Looking at 28 children without a GID diagnosis, the results reveal that on average boys and girls differed by about one point on the scale for comparable ages. What’s more, on average a difference of about a third of a point was seen between boys with and without a diagnosis, with 25 boys in each group.

Delving deeper using computer software to analyse the speech sounds, the team found that besides perhaps more obvious acoustic factors such as pitch, the way in which children pronounced an “s” appeared to be linked to whether listeners thought the voice was that of a boy or girl.

The team found that adults rated boys who pronounced an “s” in a very crisp, hyper-correct manner as sounding less prototypically boy-like.

“This makes sense because that is the very same ‘s’ that is characteristic of gay male speech styles in the adult population,” said Munson, drawing on something he had identified in previous research.

But the team also found that boys who pronounced an “s” with a lisp were also considered to sound less prototypically boy-like.

That, said Munson, was surprising.

“We never see [that pronunciation] in adult men in gay populations or really in adult men very much at all, or women for that matter,” he said . “But what we do find is that they are very prevalent in stereotypical portrayal of gay men’s speech.”

Munson suggests the findings could help researchers understand where the lisp stereotype comes from, although he noted that the study was based on a self-selected sample of children.

“Perhaps the reason that we see a higher incidence of the [lisp] in these kids is because the parents were troubled by it because the parents themselves had this stereotype in their minds,” he said.

The team say that when they looked to see which boys were making which pronunciations, they found boys with the GID diagnosis were indeed more likely to pronounce an “s” sound either with a lisp or in a hyper-correct manner, with the former more common in younger boys and the latter more common when the boys were older.

Munson said the study pushed back against traditional theories of language acquisition that, until recently, have suggested that early in life children do not select who they try to copy, but come up with an average of what they have listened to.

“It is evidence that children are picking and choosing among the people they encounter during language acquisition and that they are coming to emulate those people,” he said.

“The take-home message is language variation is pervasive.

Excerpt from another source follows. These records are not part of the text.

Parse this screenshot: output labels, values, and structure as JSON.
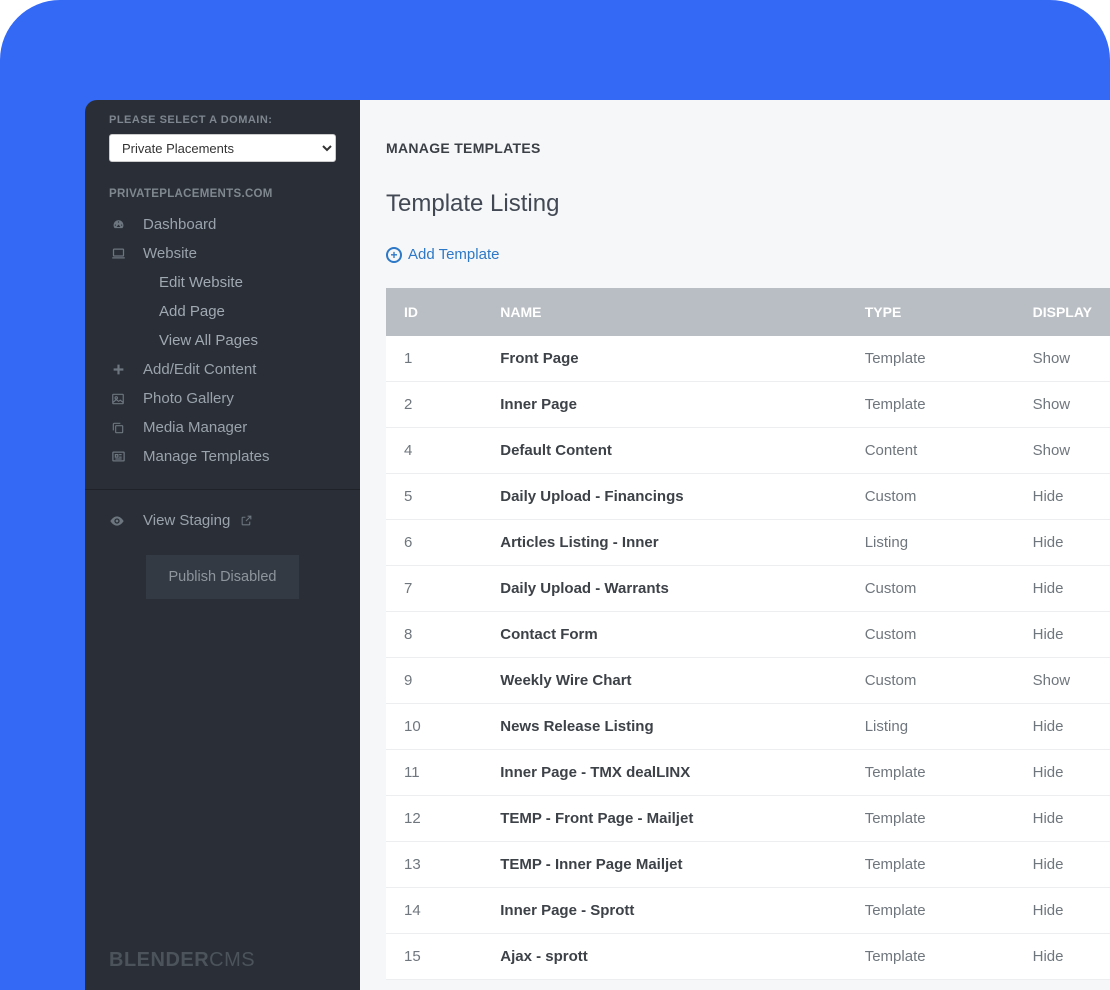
{
  "sidebar": {
    "select_label": "PLEASE SELECT A DOMAIN:",
    "select_value": "Private Placements",
    "domain_label": "PRIVATEPLACEMENTS.COM",
    "items": [
      {
        "icon": "dashboard-icon",
        "label": "Dashboard"
      },
      {
        "icon": "laptop-icon",
        "label": "Website"
      }
    ],
    "website_sub": [
      {
        "label": "Edit Website"
      },
      {
        "label": "Add Page"
      },
      {
        "label": "View All Pages"
      }
    ],
    "items2": [
      {
        "icon": "plus-icon",
        "label": "Add/Edit Content"
      },
      {
        "icon": "image-icon",
        "label": "Photo Gallery"
      },
      {
        "icon": "copy-icon",
        "label": "Media Manager"
      },
      {
        "icon": "newspaper-icon",
        "label": "Manage Templates"
      }
    ],
    "staging": {
      "label": "View Staging"
    },
    "publish": "Publish Disabled",
    "brand1": "BLENDER",
    "brand2": "CMS"
  },
  "main": {
    "crumb": "MANAGE TEMPLATES",
    "title": "Template Listing",
    "add_label": "Add Template",
    "headers": {
      "id": "ID",
      "name": "NAME",
      "type": "TYPE",
      "display": "DISPLAY"
    },
    "rows": [
      {
        "id": "1",
        "name": "Front Page",
        "type": "Template",
        "display": "Show"
      },
      {
        "id": "2",
        "name": "Inner Page",
        "type": "Template",
        "display": "Show"
      },
      {
        "id": "4",
        "name": "Default Content",
        "type": "Content",
        "display": "Show"
      },
      {
        "id": "5",
        "name": "Daily Upload - Financings",
        "type": "Custom",
        "display": "Hide"
      },
      {
        "id": "6",
        "name": "Articles Listing - Inner",
        "type": "Listing",
        "display": "Hide"
      },
      {
        "id": "7",
        "name": "Daily Upload - Warrants",
        "type": "Custom",
        "display": "Hide"
      },
      {
        "id": "8",
        "name": "Contact Form",
        "type": "Custom",
        "display": "Hide"
      },
      {
        "id": "9",
        "name": "Weekly Wire Chart",
        "type": "Custom",
        "display": "Show"
      },
      {
        "id": "10",
        "name": "News Release Listing",
        "type": "Listing",
        "display": "Hide"
      },
      {
        "id": "11",
        "name": "Inner Page - TMX dealLINX",
        "type": "Template",
        "display": "Hide"
      },
      {
        "id": "12",
        "name": "TEMP - Front Page - Mailjet",
        "type": "Template",
        "display": "Hide"
      },
      {
        "id": "13",
        "name": "TEMP - Inner Page Mailjet",
        "type": "Template",
        "display": "Hide"
      },
      {
        "id": "14",
        "name": "Inner Page - Sprott",
        "type": "Template",
        "display": "Hide"
      },
      {
        "id": "15",
        "name": "Ajax - sprott",
        "type": "Template",
        "display": "Hide"
      }
    ]
  }
}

Seemingly subtle variation in language can convey social meanings learnt from a very early age,” he added.

While Munson said gender dysphoria/GID is a good predictor of who is going to grow up to be a adult gay man, he rejected concerns that speech traits in childhood could be used to predict future sexual orientation, noting there are no long term studies in the area.

Instead, he said, understanding why children pick up sounds from certain people could help researchers aid children who have difficulties learning language.